Foundry A coded SmallCaps in PUA. Foundry B coded SmallCaps differend from Foundry A. How can there be a passing consistency there if the obligatory creation is missing as you code?

Why can't a creation be made for SmallCaps (extended Latin), PetitCaps (extended Latin) and Titlings (extended Latin) in unicode? Why the 'usual' ligatures obligatorily don't code. With stand-by. Sufficient space would be available in the unicode tables anyway.

[preusss].


[this message by Andreas Stötzner was generously posted by Ingo Preuss because of technical problems with posting]

Dear John,

I always enjoy to learn things getting better. And I believe, besides some critical querries, that the completion of the standard is really on a good way.

It would actually be no problem (for me) to make one proposal per week, but, as a freelancer hunting for jobs to feed a family and spending the rest of time to collecting and signographic research it's a little bit hard to afford even further resources to a proposal procedure if it goes beyond some four, five characters. I don't know wether others do think so too. Well, but that' perhaps a personal problem rather than Unicode's.

You have stated one aspect which in particular seems worth considering: that Unicode is a standard for text processing and not a catalogue of graphic shapes. Sure, this has to be put a stress on. Yet, what is text, and what is not?

I do ask this for a couple of reasons. I guess, at least we being people of the western culture are still sometimes preoccupated with the concept of 'text' just consisting of 'script' and 'script' consisting of alphabetical characters. But this is obviously only a partition of what we have to deal with.

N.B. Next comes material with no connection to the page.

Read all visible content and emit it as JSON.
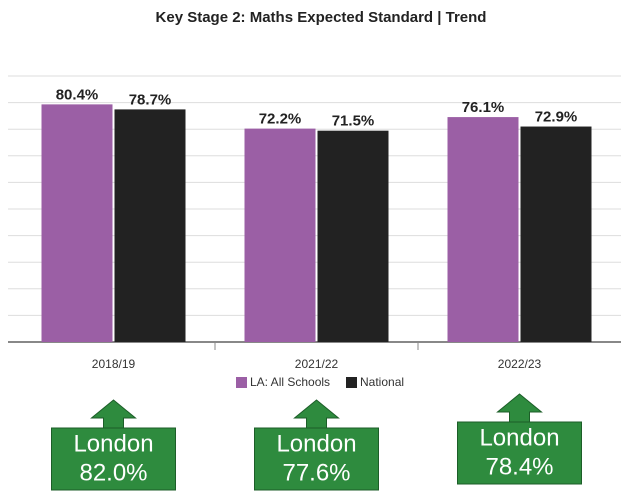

Regarding the smallcaps mess, this has nothing to do with Unicode, which does not encode smallcaps. This has to do with pre-Unicode software and fonts using 8-bit character sets to include smallcaps and Adobe's very unfortunate decision to map from those smallcap character sets to the Unicode <i>Private Use Area>/I>, i.e. to non-standard codepoints. With the result than any document produced using these codepoints for smallcaps will be garbage unless displayed in appropriate fonts that use Adobe's convention (a convention that even Adobe have realised was a bad idea).

Smallcaps should not be encoded as such. A smallcap letter is a glyph variant (of either a lowercase or uppercase character, depending on context), and should be handled in markup, i.e. at a higher level above plain text.

I'll respond to your other comments later.